Shostack + Friends Blog Archive


Industry to Customers: "You're Reckless and Apathetic"

contempt.jpgIt’s a long standing “joke” that only drug dealers and the computer industry call their customers “users.” But at least drug dealers pretend that your behavior is ok. Not so the Universities educating our next generation of programmers, such as Carnegie Mellon. Their student news source, the Tartan, reports in “Study shows students cause computer issues:”

According to a recent survey published by the Chronicle of Higher Education, you are your computer’s worst enemy.

The survey reported that out of 319 studied incidents, recklessness and apathy caused roughly 40 percent of computer security problems. This means that many network security problems such as viruses, data loss, and remote hacker control of a personal computer arise from a common source that causes more problems than malicious hacking: student negligence. Students push aside their responsibilities to follow network policies, and this creates far too many problems that network security administrators want to prevent.

What about the computer industry’s responsibility to provide usable and secure products? Why are users able to break their computers through apathy?

Joel Smith, the vice-provost and chief information officer for Computing Services at CMU, said that most responsibility falls “in the hands of the users themselves.”

Really? Maybe the Computing Services department could construct a computer system that’s not quite so vulnerable as all that? Then again, maybe they can’t. Smart folks have been saying for a while that we need more funding for applied computer security research.

Conor McGrath, the University of Chicago’s manager for network security, says that his university pursues network security a bit differently. They distribute a compact disc containing a “connectivity package” and require students to firewall their machines. The laundry list of precautions for this institution proves much shorter than the to-do list CMU gives its residents….
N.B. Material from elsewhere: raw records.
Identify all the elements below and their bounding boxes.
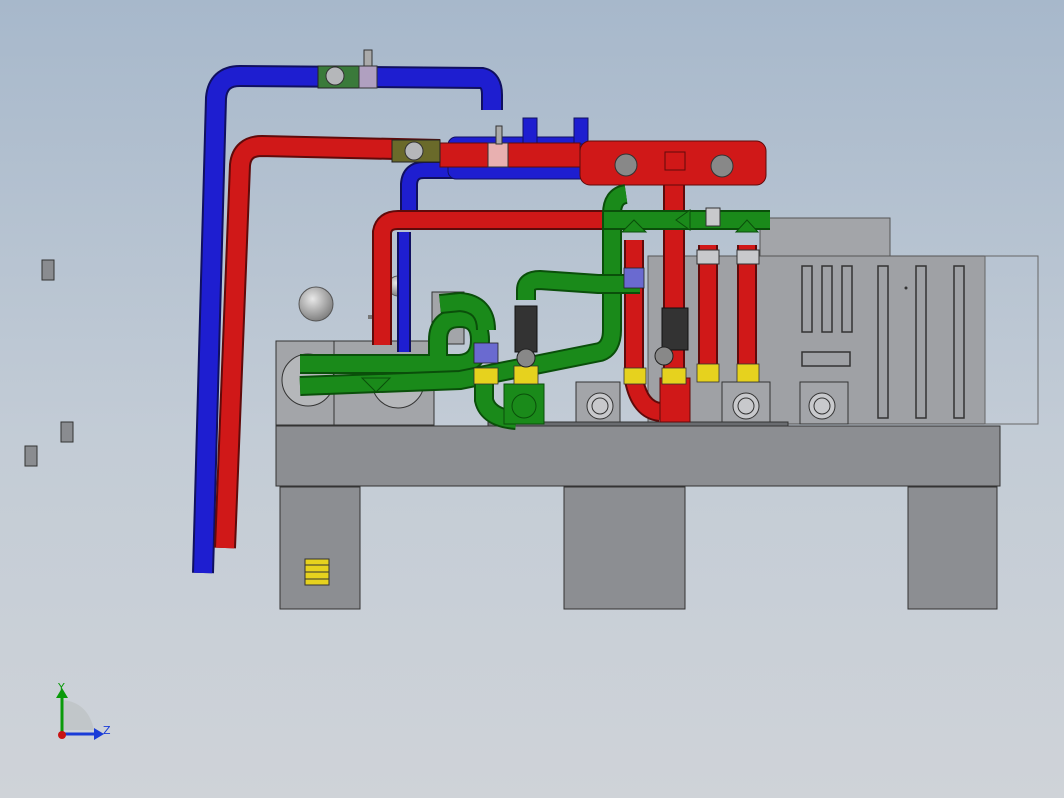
loose-fitting[interactable] <box>24 445 38 467</box>
insulation-bands <box>473 363 760 385</box>
frame-leg-middle[interactable] <box>563 486 686 610</box>
frame-leg-left[interactable] <box>279 486 361 610</box>
flex-hose[interactable] <box>661 307 689 351</box>
flex-hose[interactable] <box>514 305 538 353</box>
axis-triad: Y Z <box>56 681 111 740</box>
spring-coupling[interactable] <box>304 558 330 586</box>
pump[interactable] <box>575 381 621 425</box>
loose-fitting[interactable] <box>41 259 55 281</box>
frame-leg-right[interactable] <box>907 486 998 610</box>
skid-frame[interactable] <box>275 425 1001 610</box>
pump[interactable] <box>799 381 849 425</box>
valve-blue-line[interactable] <box>317 49 378 89</box>
y-axis-label: Y <box>57 681 65 694</box>
loose-fitting[interactable] <box>60 421 74 443</box>
x-axis-origin <box>58 731 66 739</box>
cad-viewport[interactable]: Y Z <box>0 0 1064 798</box>
z-axis-label: Z <box>103 724 111 737</box>
expansion-tank[interactable] <box>298 286 334 322</box>
pump[interactable] <box>721 381 771 425</box>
McGrath, like Smith, admitted that the “vast majority” of incidents stemmed from user carelessness, but, he said, “Students are worried about being students. They’re not trying to become computer security experts.” He said his office currently wants to develop programs to raise user awareness and reduce the number of security incidents, but he sees a problem in convincing students to turn away from merely skipping policies and ignoring advice. He identified a “click-through culture” that needs a dramatic reduction.
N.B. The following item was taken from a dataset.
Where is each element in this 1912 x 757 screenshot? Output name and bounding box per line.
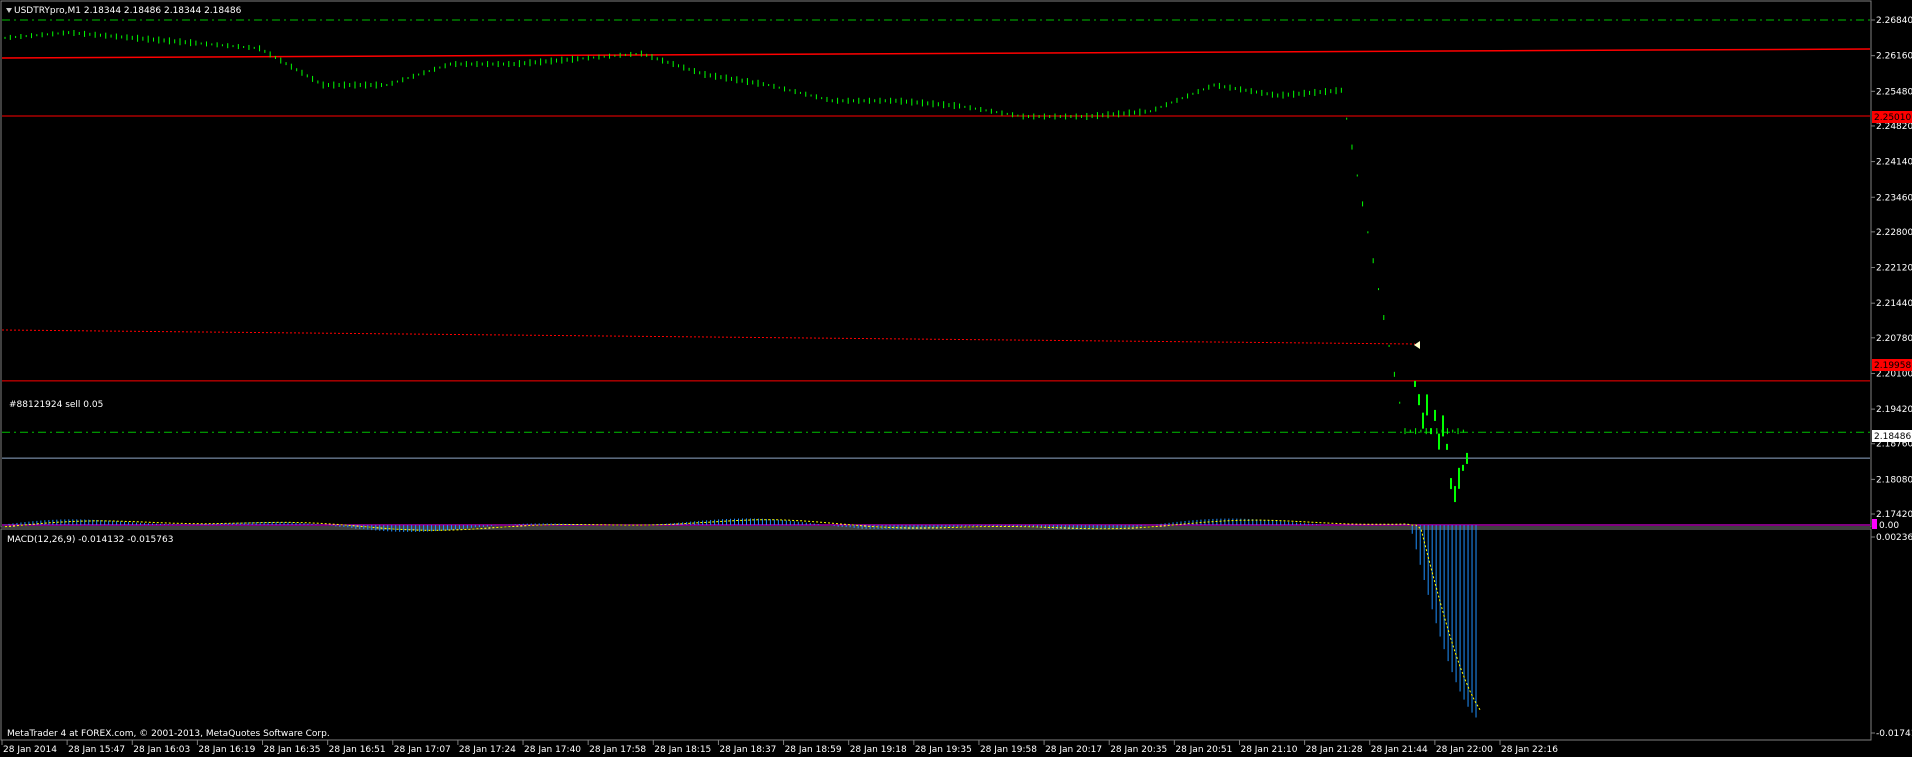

I find the contempt shown for the students and their priorities to be contemptible. As long as we pretend that these faults are the fault of the user, rather than the designers and builders of the system, we’re not going to get any better.

The dialog box is from the ISIS Information Architects “Interface Hall of Shame.” See also, “R-E-S-P-E-C-T! Find Out What It Means to Tom Peters.”

3 comments on "Industry to Customers: "You're Reckless and Apathetic""

  • David Brodbeck says:

    I agree with you to a certain point. Computer security probably does need to be made simpler for the average user. Then I think about the story of the woman who, asked if she’d ever changed the oil in her car, said, “No, it came with oil when I bought it.” You can never make technology so easy that people can’t screw it up.

  • NudeCybot says:

    Which reminds me of the importance of human factor engineering and its conspicuous lack of importance to most computer engineers. The problem is major issues are tolerated and workarounds are the norm as opposed to redesign. I guess it is perceived that not enough is at stake to warrant a new approach and a culture of apathy towards design issues has developed as a result of how common they are. It is especially hard since computer security is so intangible to most people. I wonder what will force design to tipping point will be to change this situation? A new generation of computer savvy professionals? A computer crime wave which causes significant damages to people in positions of power and influence?

  • Adam says:

    I’m not saying users don’t need to take responsibility. My car has a nifty feature that tells me when I need my oil changed next. Some products are starting to add update notification features. Windows has 1 or 2 or 6 or something. There’s one in Firefox.
    You can’t make things so simple that people can’t make mistakes, but we’ve made them so hard that you can’t do everything right all the time.